La passione per Roma, città-simbolo universale

«E sarai meco sanza fine cive/di quella Roma onde Cristo è romano». La stessa intuizione di Roma quale nuova Gerusalemme, espressa in sublime sintesi poetica e teologica da Dante, spinse l’aragonese Josemaría Escrivá a venire nella Città Eterna per "impiantare" sé e la sua Opera nella cattolicità tout court.

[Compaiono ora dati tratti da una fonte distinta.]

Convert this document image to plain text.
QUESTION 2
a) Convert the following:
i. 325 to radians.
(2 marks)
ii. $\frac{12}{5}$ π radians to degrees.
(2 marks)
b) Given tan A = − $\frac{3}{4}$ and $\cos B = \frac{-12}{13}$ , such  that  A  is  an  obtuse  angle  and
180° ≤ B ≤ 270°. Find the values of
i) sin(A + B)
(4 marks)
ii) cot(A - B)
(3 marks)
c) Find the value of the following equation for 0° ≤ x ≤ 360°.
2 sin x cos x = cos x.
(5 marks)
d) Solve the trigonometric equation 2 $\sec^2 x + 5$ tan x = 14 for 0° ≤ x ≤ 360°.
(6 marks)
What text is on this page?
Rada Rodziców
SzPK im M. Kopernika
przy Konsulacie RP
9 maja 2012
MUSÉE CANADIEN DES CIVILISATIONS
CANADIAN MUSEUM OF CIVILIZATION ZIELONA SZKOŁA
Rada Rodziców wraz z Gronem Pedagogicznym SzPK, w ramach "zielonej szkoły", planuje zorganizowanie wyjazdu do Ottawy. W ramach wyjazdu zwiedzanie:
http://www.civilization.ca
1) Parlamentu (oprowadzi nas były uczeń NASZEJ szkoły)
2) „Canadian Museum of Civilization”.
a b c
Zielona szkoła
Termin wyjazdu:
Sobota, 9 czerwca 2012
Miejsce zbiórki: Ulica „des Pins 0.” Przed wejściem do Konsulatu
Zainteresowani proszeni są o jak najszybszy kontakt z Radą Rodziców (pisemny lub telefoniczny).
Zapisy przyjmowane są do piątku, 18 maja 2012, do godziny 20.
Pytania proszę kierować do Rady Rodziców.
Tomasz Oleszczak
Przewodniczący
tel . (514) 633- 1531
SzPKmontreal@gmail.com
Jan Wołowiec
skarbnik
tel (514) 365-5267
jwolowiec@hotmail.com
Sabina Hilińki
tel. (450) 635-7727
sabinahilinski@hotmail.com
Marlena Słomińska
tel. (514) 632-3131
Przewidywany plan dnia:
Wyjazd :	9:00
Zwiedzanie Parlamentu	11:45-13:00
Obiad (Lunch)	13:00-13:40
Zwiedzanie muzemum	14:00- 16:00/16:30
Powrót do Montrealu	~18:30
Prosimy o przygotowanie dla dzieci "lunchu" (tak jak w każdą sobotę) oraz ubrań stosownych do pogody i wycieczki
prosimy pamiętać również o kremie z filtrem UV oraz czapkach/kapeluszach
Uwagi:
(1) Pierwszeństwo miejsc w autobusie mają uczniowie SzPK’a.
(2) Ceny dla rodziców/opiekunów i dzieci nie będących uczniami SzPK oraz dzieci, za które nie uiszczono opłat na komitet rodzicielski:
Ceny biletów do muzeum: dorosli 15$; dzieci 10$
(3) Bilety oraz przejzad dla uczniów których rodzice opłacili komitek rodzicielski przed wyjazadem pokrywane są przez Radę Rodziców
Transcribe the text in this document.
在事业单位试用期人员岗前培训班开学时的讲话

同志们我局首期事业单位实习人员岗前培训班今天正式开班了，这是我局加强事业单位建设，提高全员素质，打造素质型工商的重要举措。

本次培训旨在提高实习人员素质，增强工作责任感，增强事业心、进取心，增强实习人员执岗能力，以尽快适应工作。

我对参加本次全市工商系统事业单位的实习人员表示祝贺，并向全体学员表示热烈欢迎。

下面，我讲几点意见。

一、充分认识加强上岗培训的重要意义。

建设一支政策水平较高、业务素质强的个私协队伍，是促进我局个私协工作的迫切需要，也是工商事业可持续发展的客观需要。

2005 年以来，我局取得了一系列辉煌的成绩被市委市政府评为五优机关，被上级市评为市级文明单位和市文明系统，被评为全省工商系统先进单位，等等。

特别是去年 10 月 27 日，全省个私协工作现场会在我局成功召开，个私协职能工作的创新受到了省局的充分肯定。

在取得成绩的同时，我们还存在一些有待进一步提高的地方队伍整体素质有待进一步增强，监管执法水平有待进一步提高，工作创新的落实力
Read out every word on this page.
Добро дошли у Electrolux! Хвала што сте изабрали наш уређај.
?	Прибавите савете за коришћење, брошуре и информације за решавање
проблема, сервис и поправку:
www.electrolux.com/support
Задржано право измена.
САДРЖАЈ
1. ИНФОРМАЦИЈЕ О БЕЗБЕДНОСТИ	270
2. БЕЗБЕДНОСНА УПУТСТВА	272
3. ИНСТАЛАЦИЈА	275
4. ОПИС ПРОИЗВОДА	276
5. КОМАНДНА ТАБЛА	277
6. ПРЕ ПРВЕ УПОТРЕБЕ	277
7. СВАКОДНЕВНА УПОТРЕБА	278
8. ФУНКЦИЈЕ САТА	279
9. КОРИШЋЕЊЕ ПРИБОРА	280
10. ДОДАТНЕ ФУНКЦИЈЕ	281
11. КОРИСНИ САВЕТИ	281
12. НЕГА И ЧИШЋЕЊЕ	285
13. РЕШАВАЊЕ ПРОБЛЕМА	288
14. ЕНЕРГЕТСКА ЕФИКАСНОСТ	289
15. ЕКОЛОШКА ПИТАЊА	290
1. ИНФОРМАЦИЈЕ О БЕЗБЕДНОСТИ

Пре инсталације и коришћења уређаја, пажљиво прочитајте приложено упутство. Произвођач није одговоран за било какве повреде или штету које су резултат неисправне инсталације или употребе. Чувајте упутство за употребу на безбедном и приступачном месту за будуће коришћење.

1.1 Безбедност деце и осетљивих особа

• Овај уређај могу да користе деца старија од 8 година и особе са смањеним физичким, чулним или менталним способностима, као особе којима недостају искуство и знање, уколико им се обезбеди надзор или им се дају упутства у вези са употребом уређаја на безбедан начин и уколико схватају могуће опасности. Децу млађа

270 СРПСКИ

Persino fisicamente presso la cattedra di Pietro. «Mi sento romano - spiegava ai suoi figli spirituali - perché romano vuol dire universale, cattolico; perché così mi sento spinto ad amare teneramente il Papa. Essere romano non racchiude nessun significato di particolarismo, bensì di ecumenismo autentico; presuppone il desiderio di allargare il cuore, di aprirlo a tutti».

L’amore del nuovo santo per Roma si esprimeva in due canti: il “Credo" che gli usciva spontaneo ad ogni visione di basilica, ma anche “Quanto sei bella Roma". Con spirito e cuore, cantava l’anima immortale e le fattezze monumentali di Roma. La decisione di trapiantarsi nel 1946 nella capitale del cattolicesimo, fu una scelta di “strategia teologica". In nessun punto del mondo, come a Roma, si può stare sapendo di trovarsi perciò stesso in tutto il mondo.

San Pietro e le catacombe di San Callisto nel ricordo dei martiri, realizzavano le coordinate spazio-tempo del suo essere cattolico. Ma l’amore per Roma era tale da traboccare in canti popolari e stornelli che a casa gli cantavano Francesco Angelicchio e Mario Lantini, il primo italiano accolto nell’Opera e il primo vicario per l’Italia, entrambi “romani de’ Roma". Una volta andò persino a Squarciarelli perché citata in “Arrivederci Roma". Ma anche la canzone napoletana avrà da domenica un suo santo estimatore: la preferita di Escrivá era "Anema e core". E, incredibile a dirsi ma comprensibile per un santo allegro, disse ai suoi che gli cantassero in morte "Aprite le finestre al nuovo sole" che vinse a Sanremo nel ’56.

Un’altra categoria che può rivendicare il suo patrono è certamente quella... dei rigattieri. Un santo a via Margutta. Da quando a prezzo di grandi sacrifici aveva trasferito la sede centrale in una residenza d’ambasciata a viale Bruno Buozzi, don Josemaría andava alla ricerca di elementi architettonici e artistici da cui trarre ispirazione per la costruzione della casa. Una volta, a via Margutta, comprò un’imitazione di statua romana antica che ritraeva un uomo in toga, che lui chiamava scherzosamente il «senzatesta».

La prima grande opera sociale a Roma dell’Opus Dei fu il Centro Elis, una serie di scuole professionali e sportive. Per Escrivá fu una ideale quadratura del cerchio: il centro venne eretto con i doni dei cattolici di tutto il mondo a Pio XII per i suoi 80 anni; Giovanni XXIII l’affidò all’Opus Dei e Paolo VI, lui presente, lo inaugurò. Ed era una presenza educativa in una delle zone allora socialmente più depresse della Città, il Tiburtino, per professionalizzare i giovani insegnando loro a spiritualizzare qualsiasi tipo di lavoro.

Quel 21 novembre 1965, il futuro santo disse al Papa: «L’Opus Dei vuol servire la Chiesa come la Chiesa vuole essere servita». Come cinque dita di una mano tesa per stringerla cordialmente alla Città Eterna, l’Opera ha realizzato la Fondazione Rui (residenze universitarie), l’Università Campus Bio Medico, la Pontificia Università della Santa Croce e il Centro di Convegni di Castel Romano.

Al clero della Prelatura della Santa Croce sono affidate, infine, tre parrocchie romane: S. Eugenio alle Belle Arti, dove si svolse il suo funerale ed ora sono esposte le sue spoglie; S. Giovanni Battista al Collatino, adiacente al Centro Elis, e la parrocchia intitolata proprio al beato Escrivá all’Ardeatino, come dono dei fedeli dell’Opus Dei dopo la beatificazione del fondatore.